Cheng Runbei, Haste Phoebe, Levens Elyse, Bergmann Jeroen
Natural Interaction Lab, Institute of Biomedical Engineering, Department of Engineering Science, University of Oxford, Oxford, United Kingdom.
Department of Technology and Innovation, University of Southern Denmark, Odense, Denmark.
Front Sports Act Living. 2024 Sep 24;6:1448243. doi: 10.3389/fspor.2024.1448243. eCollection 2024.
The purpose of this study is to investigate the importance of respiratory features, relative to heart rate (HR), when estimating rating of perceived exertion (RPE) using machine learning models.
A total of 20 participants aged 18 to 43 were recruited to carry out Yo-Yo level-1 intermittent recovery tests, while wearing a COSMED K5 portable metabolic machine. RPE information was collected throughout the Yo-Yo test for each participant. Three regression models (linear, random forest, and a multi-layer perceptron) were tested with 8 training features (HR, minute ventilation (VE), respiratory frequency (Rf), volume of oxygen consumed (VO2), age, gender, weight, and height).
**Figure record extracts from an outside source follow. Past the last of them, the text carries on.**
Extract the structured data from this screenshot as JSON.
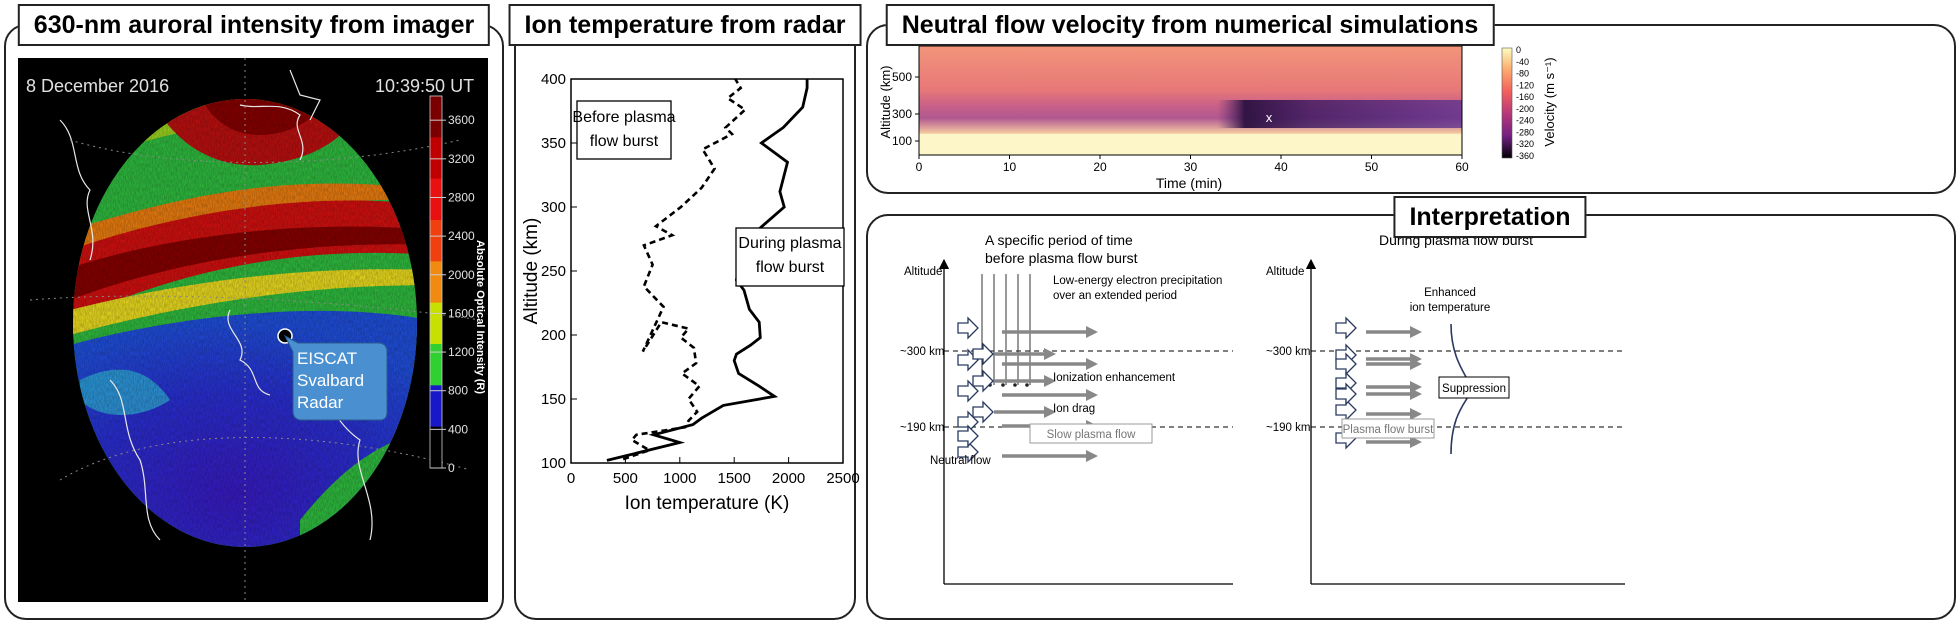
{
  "panel_a": {
    "title": "630-nm auroral intensity from imager",
    "date": "8 December 2016",
    "time": "10:39:50 UT",
    "station_label_lines": [
      "EISCAT",
      "Svalbard",
      "Radar"
    ],
    "colorbar_label": "Absolute Optical Intensity (R)",
    "colorbar_ticks": [
      "3600",
      "3200",
      "2800",
      "2400",
      "2000",
      "1600",
      "1200",
      "800",
      "400",
      "0"
    ],
    "colorbar_colors": [
      "#7a0000",
      "#c00000",
      "#e81010",
      "#f04010",
      "#f08a10",
      "#c8e000",
      "#30d030",
      "#1818c8",
      "#000000"
    ]
  },
  "panel_b": {
    "title": "Ion temperature from radar"
  },
  "chart_data": {
    "type": "line",
    "xlabel": "Ion temperature (K)",
    "ylabel": "Altitude (km)",
    "xlim": [
      0,
      2500
    ],
    "ylim": [
      100,
      400
    ],
    "xticks": [
      "0",
      "500",
      "1000",
      "1500",
      "2000",
      "2500"
    ],
    "yticks": [
      "100",
      "150",
      "200",
      "250",
      "300",
      "350",
      "400"
    ],
    "series": [
      {
        "name": "Before plasma flow burst",
        "style": "dashed",
        "points": [
          [
            480,
            103
          ],
          [
            720,
            110
          ],
          [
            560,
            118
          ],
          [
            600,
            122
          ],
          [
            1050,
            128
          ],
          [
            1080,
            133
          ],
          [
            1160,
            140
          ],
          [
            1080,
            150
          ],
          [
            1180,
            160
          ],
          [
            1020,
            170
          ],
          [
            1150,
            178
          ],
          [
            1130,
            190
          ],
          [
            1010,
            198
          ],
          [
            1080,
            205
          ],
          [
            830,
            210
          ],
          [
            660,
            187
          ],
          [
            850,
            222
          ],
          [
            670,
            238
          ],
          [
            750,
            255
          ],
          [
            670,
            270
          ],
          [
            930,
            278
          ],
          [
            780,
            285
          ],
          [
            1010,
            300
          ],
          [
            1200,
            315
          ],
          [
            1320,
            330
          ],
          [
            1210,
            345
          ],
          [
            1480,
            357
          ],
          [
            1420,
            362
          ],
          [
            1600,
            376
          ],
          [
            1440,
            385
          ],
          [
            1560,
            393
          ],
          [
            1510,
            400
          ]
        ]
      },
      {
        "name": "During plasma flow burst",
        "style": "solid",
        "points": [
          [
            330,
            102
          ],
          [
            1000,
            116
          ],
          [
            760,
            122
          ],
          [
            1120,
            130
          ],
          [
            1200,
            135
          ],
          [
            1400,
            145
          ],
          [
            1870,
            152
          ],
          [
            1730,
            160
          ],
          [
            1540,
            170
          ],
          [
            1500,
            180
          ],
          [
            1520,
            185
          ],
          [
            1650,
            192
          ],
          [
            1740,
            198
          ],
          [
            1730,
            210
          ],
          [
            1640,
            220
          ],
          [
            1590,
            235
          ],
          [
            1520,
            243
          ],
          [
            1570,
            262
          ],
          [
            1690,
            280
          ],
          [
            1960,
            300
          ],
          [
            1920,
            312
          ],
          [
            1960,
            325
          ],
          [
            1990,
            335
          ],
          [
            1750,
            350
          ],
          [
            1950,
            362
          ],
          [
            2130,
            378
          ],
          [
            2170,
            393
          ],
          [
            2170,
            400
          ]
        ]
      }
    ]
  },
  "panel_c": {
    "title": "Neutral flow velocity from numerical simulations",
    "xlabel": "Time (min)",
    "ylabel": "Altitude (km)",
    "xticks": [
      "0",
      "10",
      "20",
      "30",
      "40",
      "50",
      "60"
    ],
    "yticks": [
      "100",
      "300",
      "500"
    ],
    "marker": "x",
    "colorbar_label": "Velocity (m s⁻¹)",
    "colorbar_ticks": [
      "0",
      "-40",
      "-80",
      "-120",
      "-160",
      "-200",
      "-240",
      "-280",
      "-320",
      "-360"
    ]
  },
  "panel_d": {
    "title": "Interpretation",
    "left_heading_1": "A specific period of time",
    "left_heading_2": "before plasma flow burst",
    "right_heading": "During plasma flow burst",
    "altitude_label": "Altitude",
    "level_300": "~300 km",
    "level_190": "~190 km",
    "precip_1": "Low-energy electron precipitation",
    "precip_2": "over an extended period",
    "ionization": "Ionization enhancement",
    "ion_drag": "Ion drag",
    "slow_flow": "Slow plasma flow",
    "neutral_flow": "Neutral flow",
    "enhanced_1": "Enhanced",
    "enhanced_2": "ion temperature",
    "suppression": "Suppression",
    "burst": "Plasma flow burst"
  }
}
Using a leave-one-subject-out cross validation, the random forest model was found to be the most accurate, with a root mean square error of 1.849, and a mean absolute error of 1.461 ± 1.133. Feature importance was estimated via permutation feature importance, and VE was found to be the most important for all three models followed by HR.
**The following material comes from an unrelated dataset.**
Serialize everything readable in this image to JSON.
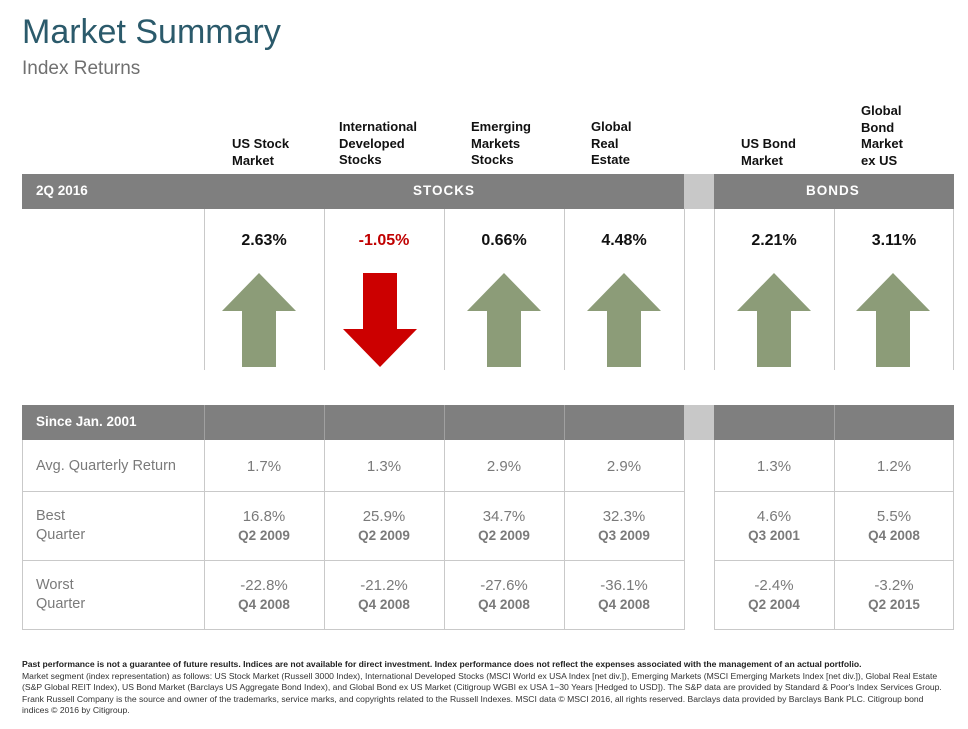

Future works that aim to estimate RPE using wearable sensors should therefore consider using a combination of cardiovascular and respiratory data.
本研究的目的是在使用机器学习模型估计主观用力程度(RPE)时,研究呼吸特征相对于心率(HR)的重要性。
招募了20名年龄在18至43岁之间的参与者,让他们佩戴COSMED K5便携式代谢仪进行Yo-Yo一级间歇恢复测试。在Yo-Yo测试过程中收集每位参与者的RPE信息。使用8个训练特征(心率、分钟通气量(VE)、呼吸频率(Rf)、耗氧量(VO2)、年龄、性别、体重和身高)对三种回归模型(线性、随机森林和多层感知器)进行测试。
使用留一法交叉验证,发现随机森林模型最准确,均方根误差为1.849,平均绝对误差为1.461±1.133。通过排列特征重要性估计特征重要性,发现VE对所有三种模型都是最重要的,其次是HR。
因此,未来旨在使用可穿戴传感器估计RPE的工作应考虑结合心血管和呼吸数据。